Um exercício de futurologia, levando em conta o regulamento da Liga Mundial e a lógica sobre o resultado de Estados Unidos e Porto Rico, que acontecerá mais tarde, deixa a fase final com a seguinte configuração.

Grupo E
Polônia
Itália 
Argentina
Bulgária
 
Grupo F
Rússia
Brasil
EUA
Cuba

Bem desiguais, não?

Derrota garante Bulgária nas finais da Liga

sexta-feira, 1 de julho de 2011

Atualizado às 17h12

A Bulgária está garantida nas finais da Liga Mundial.

A vaga foi confirmada após o time conquistar dois sets na partida com a Rússia, que terminou em derrota por 3 a 2, nesta sexta-feira, parciais de 25-14, 23-25, 25-13, 22-25 e 15-12.

Agora com 22 pontos, os búlgaros, vice-líderes do Grupo B, ultrapassaram a Sérvia (21) e não precisam mais fazer contas. Como a Polônia não ficou entre os dois melhores do grupo do Brasil, o pior segundo colocado dos outros três grupos não jogará a fase final.

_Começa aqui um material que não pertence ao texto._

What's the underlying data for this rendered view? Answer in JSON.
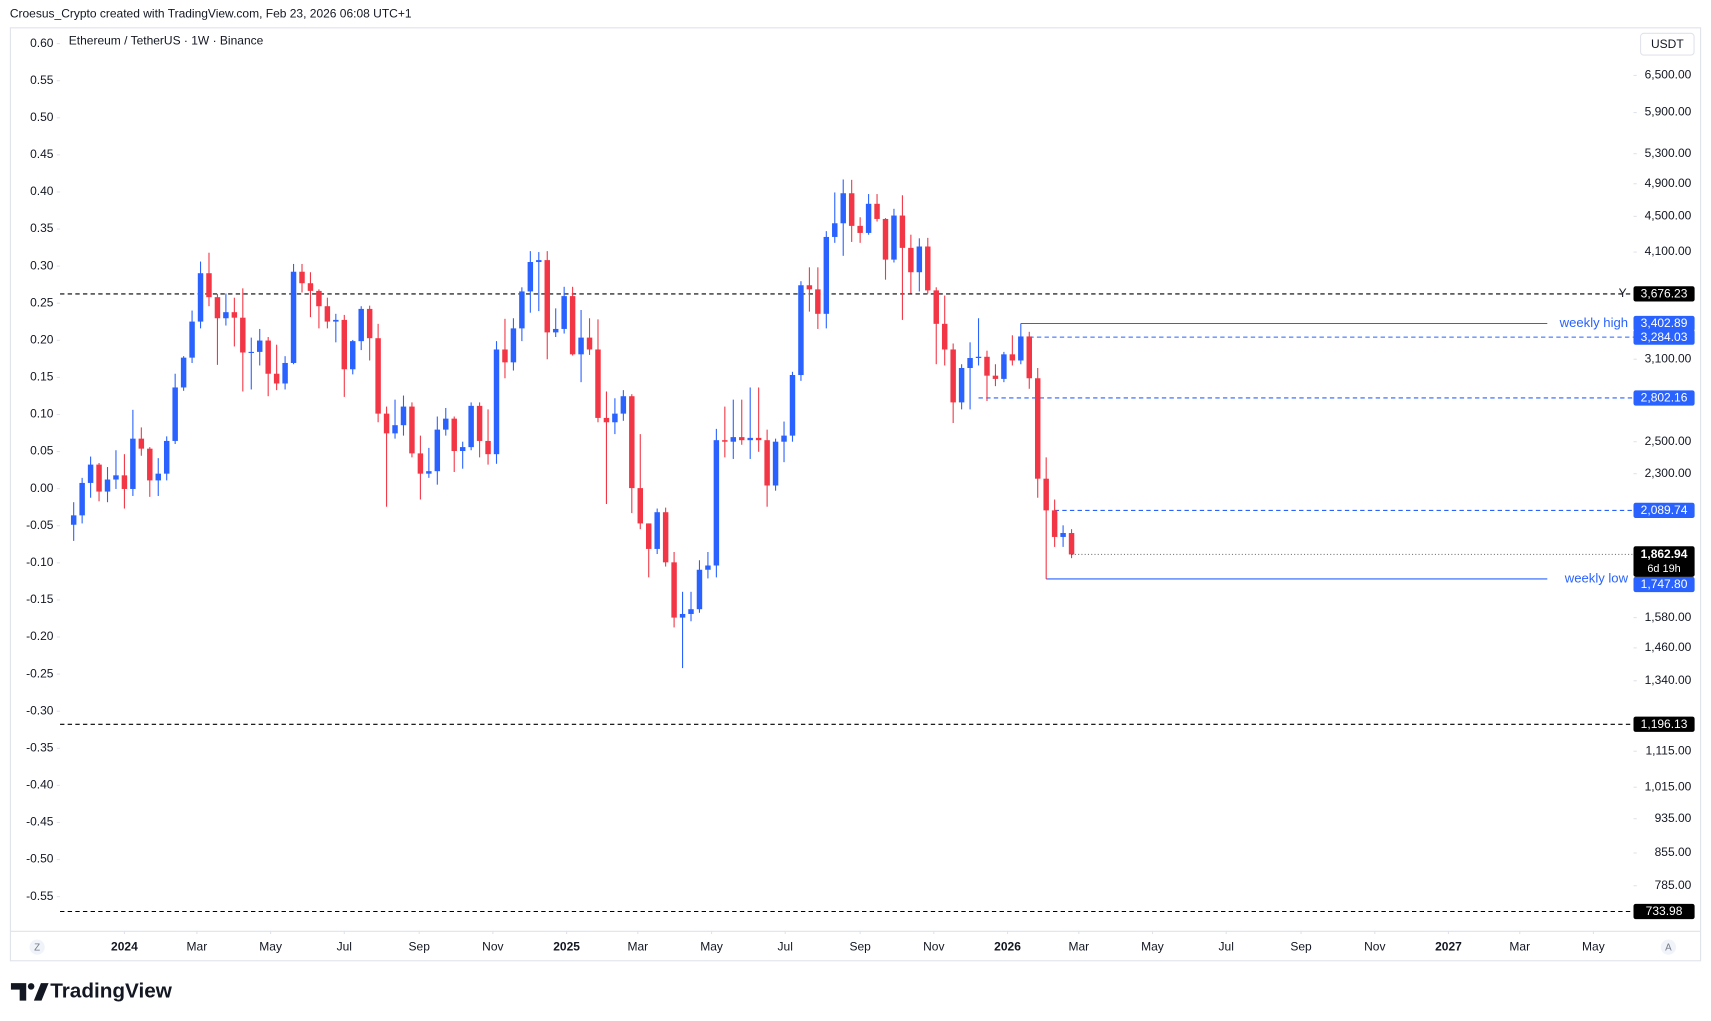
{
  "header": {
    "credit": "Croesus_Crypto created with TradingView.com, Feb 23, 2026 06:08 UTC+1"
  },
  "footer": {
    "brand": "TradingView"
  },
  "chart_data": {
    "type": "candlestick",
    "title": "Ethereum / TetherUS · 1W · Binance",
    "currency": "USDT",
    "scale_buttons": [
      "Z",
      "A"
    ],
    "log_scale": true,
    "grid": false,
    "up_color": "#2962ff",
    "down_color": "#f23645",
    "candles": {
      "open": [
        2013,
        2063,
        2245,
        2355,
        2195,
        2265,
        2290,
        2210,
        2520,
        2455,
        2260,
        2300,
        2505,
        2880,
        3113,
        3420,
        3880,
        3645,
        3450,
        3505,
        3455,
        3155,
        3160,
        3255,
        2985,
        2910,
        3070,
        3895,
        3780,
        3705,
        3560,
        3420,
        3435,
        3020,
        3250,
        3535,
        3275,
        2690,
        2555,
        2610,
        2740,
        2425,
        2300,
        2315,
        2580,
        2655,
        2440,
        2465,
        2745,
        2505,
        2420,
        3180,
        3075,
        3360,
        3700,
        3995,
        4015,
        3325,
        3355,
        3655,
        3140,
        3280,
        3180,
        2660,
        2630,
        2690,
        2815,
        2215,
        2020,
        1890,
        2080,
        1825,
        1580,
        1595,
        1615,
        1790,
        1810,
        2510,
        2500,
        2530,
        2510,
        2525,
        2510,
        2230,
        2500,
        2540,
        2975,
        3760,
        3720,
        3490,
        4265,
        4420,
        4780,
        4390,
        4310,
        4650,
        4470,
        4020,
        4510,
        4145,
        3890,
        4160,
        3710,
        3400,
        3180,
        2770,
        3030,
        3110,
        3120,
        2970,
        2945,
        3140,
        3090,
        3290,
        2950,
        2270,
        2090,
        1950,
        1970
      ],
      "high": [
        2135,
        2275,
        2405,
        2365,
        2340,
        2445,
        2420,
        2717,
        2595,
        2465,
        2395,
        2535,
        2985,
        3125,
        3520,
        4000,
        4093,
        3675,
        3680,
        3640,
        3730,
        3280,
        3355,
        3285,
        3220,
        3125,
        3975,
        3975,
        3890,
        3720,
        3640,
        3490,
        3480,
        3260,
        3560,
        3565,
        3400,
        2740,
        2790,
        2820,
        2770,
        2540,
        2460,
        2670,
        2730,
        2670,
        2500,
        2770,
        2770,
        2720,
        3250,
        3445,
        3450,
        3740,
        4110,
        4100,
        4110,
        3540,
        3745,
        3745,
        3525,
        3450,
        3440,
        2850,
        2800,
        2860,
        2830,
        2550,
        2020,
        2100,
        2105,
        1875,
        1690,
        1690,
        1835,
        1875,
        2585,
        2740,
        2790,
        2790,
        2880,
        2880,
        2580,
        2520,
        2635,
        3000,
        3800,
        3940,
        3940,
        4330,
        4790,
        4955,
        4950,
        4490,
        4770,
        4770,
        4480,
        4590,
        4755,
        4290,
        4250,
        4255,
        3740,
        3660,
        3230,
        3060,
        3240,
        3450,
        3170,
        3060,
        3160,
        3300,
        3402.89,
        3330,
        3030,
        2400,
        2150,
        2010,
        1990
      ],
      "low": [
        1930,
        2020,
        2160,
        2140,
        2135,
        2210,
        2100,
        2170,
        2410,
        2165,
        2170,
        2260,
        2485,
        2855,
        3070,
        3360,
        3560,
        3055,
        3385,
        3205,
        2850,
        2865,
        3050,
        2815,
        2860,
        2865,
        3060,
        3690,
        3460,
        3360,
        3360,
        3240,
        2810,
        2980,
        3175,
        3090,
        2630,
        2110,
        2520,
        2540,
        2400,
        2150,
        2275,
        2235,
        2540,
        2310,
        2330,
        2445,
        2400,
        2355,
        2360,
        2950,
        3010,
        3250,
        3500,
        3515,
        3100,
        3285,
        3315,
        3130,
        2920,
        3135,
        2630,
        2125,
        2550,
        2640,
        2075,
        1990,
        1755,
        1865,
        1805,
        1540,
        1385,
        1565,
        1600,
        1750,
        1755,
        2400,
        2390,
        2480,
        2390,
        2435,
        2110,
        2200,
        2370,
        2500,
        2930,
        3510,
        3355,
        3360,
        4200,
        4060,
        4210,
        4200,
        4290,
        4440,
        3815,
        3990,
        3435,
        3680,
        3700,
        3680,
        3060,
        3050,
        2625,
        2720,
        2720,
        3050,
        2780,
        2890,
        2920,
        3050,
        3060,
        2870,
        2160,
        1747.8,
        1900,
        1900,
        1845
      ],
      "close": [
        2063,
        2245,
        2355,
        2195,
        2265,
        2290,
        2210,
        2520,
        2455,
        2260,
        2300,
        2505,
        2880,
        3113,
        3420,
        3880,
        3645,
        3450,
        3505,
        3455,
        3155,
        3160,
        3255,
        2985,
        2910,
        3070,
        3895,
        3780,
        3705,
        3560,
        3420,
        3435,
        3020,
        3250,
        3535,
        3275,
        2690,
        2555,
        2610,
        2740,
        2425,
        2300,
        2315,
        2580,
        2655,
        2440,
        2465,
        2745,
        2505,
        2420,
        3180,
        3075,
        3360,
        3700,
        3995,
        4015,
        3325,
        3355,
        3655,
        3140,
        3280,
        3180,
        2660,
        2630,
        2690,
        2815,
        2215,
        2020,
        1890,
        2080,
        1825,
        1580,
        1595,
        1615,
        1790,
        1810,
        2510,
        2500,
        2530,
        2510,
        2525,
        2510,
        2230,
        2500,
        2540,
        2975,
        3760,
        3720,
        3490,
        4265,
        4420,
        4780,
        4390,
        4310,
        4650,
        4470,
        4020,
        4510,
        4145,
        3890,
        4160,
        3710,
        3400,
        3180,
        2770,
        3030,
        3110,
        3120,
        2970,
        2945,
        3140,
        3090,
        3290,
        2950,
        2270,
        2090,
        1950,
        1970,
        1862.94
      ]
    },
    "xticks": [
      {
        "value": 6.0,
        "label": "2024"
      },
      {
        "value": 14.57,
        "label": "Mar"
      },
      {
        "value": 23.29,
        "label": "May"
      },
      {
        "value": 32.0,
        "label": "Jul"
      },
      {
        "value": 40.86,
        "label": "Sep"
      },
      {
        "value": 49.57,
        "label": "Nov"
      },
      {
        "value": 58.29,
        "label": "2025"
      },
      {
        "value": 66.71,
        "label": "Mar"
      },
      {
        "value": 75.43,
        "label": "May"
      },
      {
        "value": 84.14,
        "label": "Jul"
      },
      {
        "value": 93.0,
        "label": "Sep"
      },
      {
        "value": 101.71,
        "label": "Nov"
      },
      {
        "value": 110.43,
        "label": "2026"
      },
      {
        "value": 118.86,
        "label": "Mar"
      },
      {
        "value": 127.57,
        "label": "May"
      },
      {
        "value": 136.29,
        "label": "Jul"
      },
      {
        "value": 145.14,
        "label": "Sep"
      },
      {
        "value": 153.86,
        "label": "Nov"
      },
      {
        "value": 162.57,
        "label": "2027"
      },
      {
        "value": 171.0,
        "label": "Mar"
      },
      {
        "value": 179.71,
        "label": "May"
      }
    ],
    "ylim": [
      698,
      7370
    ],
    "yticks": [
      {
        "value": 6500,
        "label": "6,500.00"
      },
      {
        "value": 5900,
        "label": "5,900.00"
      },
      {
        "value": 5300,
        "label": "5,300.00"
      },
      {
        "value": 4900,
        "label": "4,900.00"
      },
      {
        "value": 4500,
        "label": "4,500.00"
      },
      {
        "value": 4100,
        "label": "4,100.00"
      },
      {
        "value": 3100,
        "label": "3,100.00"
      },
      {
        "value": 2500,
        "label": "2,500.00"
      },
      {
        "value": 2300,
        "label": "2,300.00"
      },
      {
        "value": 1580,
        "label": "1,580.00"
      },
      {
        "value": 1460,
        "label": "1,460.00"
      },
      {
        "value": 1340,
        "label": "1,340.00"
      },
      {
        "value": 1115,
        "label": "1,115.00"
      },
      {
        "value": 1015,
        "label": "1,015.00"
      },
      {
        "value": 935,
        "label": "935.00"
      },
      {
        "value": 855,
        "label": "855.00"
      },
      {
        "value": 785,
        "label": "785.00"
      }
    ],
    "y2lim": [
      -0.596,
      0.622
    ],
    "y2ticks": [
      {
        "value": 0.6,
        "label": "0.60"
      },
      0.55,
      {
        "value": 0.5,
        "label": "0.50"
      },
      0.45,
      {
        "value": 0.4,
        "label": "0.40"
      },
      0.35,
      {
        "value": 0.3,
        "label": "0.30"
      },
      0.25,
      {
        "value": 0.2,
        "label": "0.20"
      },
      0.15,
      {
        "value": 0.1,
        "label": "0.10"
      },
      0.05,
      {
        "value": 0,
        "label": "0.00"
      },
      -0.05,
      {
        "value": -0.1,
        "label": "-0.10"
      },
      -0.15,
      {
        "value": -0.2,
        "label": "-0.20"
      },
      -0.25,
      {
        "value": -0.3,
        "label": "-0.30"
      },
      -0.35,
      {
        "value": -0.4,
        "label": "-0.40"
      },
      -0.45,
      {
        "value": -0.5,
        "label": "-0.50"
      },
      -0.55
    ],
    "levels": [
      {
        "value": 3676.23,
        "label": "3,676.23",
        "color": "#000000",
        "dash": true,
        "tag": "Y"
      },
      {
        "value": 3402.89,
        "label": "3,402.89",
        "color": "#2962ff",
        "dash": false,
        "from": 112,
        "text": "weekly high"
      },
      {
        "value": 3284.03,
        "label": "3,284.03",
        "color": "#2962ff",
        "dash": true,
        "from": 113
      },
      {
        "value": 2802.16,
        "label": "2,802.16",
        "color": "#2962ff",
        "dash": true,
        "from": 107
      },
      {
        "value": 2089.74,
        "label": "2,089.74",
        "color": "#2962ff",
        "dash": true,
        "from": 116
      },
      {
        "value": 1747.8,
        "label": "1,747.80",
        "color": "#2962ff",
        "dash": false,
        "from": 115,
        "text": "weekly low"
      },
      {
        "value": 1196.13,
        "label": "1,196.13",
        "color": "#000000",
        "dash": true
      },
      {
        "value": 733.98,
        "label": "733.98",
        "color": "#000000",
        "dash": true
      }
    ],
    "last_price": {
      "value": 1862.94,
      "label": "1,862.94",
      "countdown": "6d 19h",
      "color": "#000000"
    }
  }
}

No jogo de hoje, o gigante Muserskiy e o oposto Mihaylov foram os destaques russos, com 19 pontos cada. Pela Bulgária, o astro Kazyiski fez 12 pontos, três a menos do que Aleksiev.

Cuba é outra seleção garantida, após atropelar a Itália, em Modena, por 3 a 0. Com o triunfo, os caribenhos foram a 23 pontos, também ultrapassando os sérvios, eliminados da fase final.

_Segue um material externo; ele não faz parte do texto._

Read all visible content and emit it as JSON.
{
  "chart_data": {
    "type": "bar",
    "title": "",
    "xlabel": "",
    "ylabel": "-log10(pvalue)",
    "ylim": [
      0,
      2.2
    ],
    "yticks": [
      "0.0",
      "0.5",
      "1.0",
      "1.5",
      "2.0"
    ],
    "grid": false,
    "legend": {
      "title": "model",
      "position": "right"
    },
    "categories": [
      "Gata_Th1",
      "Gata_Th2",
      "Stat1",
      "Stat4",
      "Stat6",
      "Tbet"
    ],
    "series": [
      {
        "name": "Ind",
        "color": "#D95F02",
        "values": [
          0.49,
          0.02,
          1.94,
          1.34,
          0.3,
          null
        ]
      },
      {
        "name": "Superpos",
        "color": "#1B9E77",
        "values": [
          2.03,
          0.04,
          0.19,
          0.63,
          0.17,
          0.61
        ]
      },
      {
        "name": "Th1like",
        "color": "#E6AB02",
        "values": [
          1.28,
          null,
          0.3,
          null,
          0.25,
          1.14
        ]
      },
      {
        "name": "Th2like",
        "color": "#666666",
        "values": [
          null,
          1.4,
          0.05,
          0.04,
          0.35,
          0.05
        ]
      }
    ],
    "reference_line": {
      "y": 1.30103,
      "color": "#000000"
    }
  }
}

Todo esse cenário conta ainda com duas vitórias dos americanos sobre Porto Rico, nos jogos que fecharão a fase classificatória. Não acredito em qualquer chance de zebra nos duelos, deixando americanos em segundo do Grupo A.

Já estavam classificados Brasil, Itália, Rússia, Argentina e Polônia (país-sede).

A Argentina que se cuide na Liga

quarta-feira, 29 de junho de 2011

Líder do Grupo C da Liga Mundial desde o início da primeira fase, a seleção de Javier Weber perdeu para a Sérvia por 3 a 1, fora de casa, e viu a primeira posição ficar muito ameaçada.

Nesta quarta, o ponta Kovacevic foi o destaque da Sérvia, com 17 pontos. Conte, com 21, liderou a Argentina.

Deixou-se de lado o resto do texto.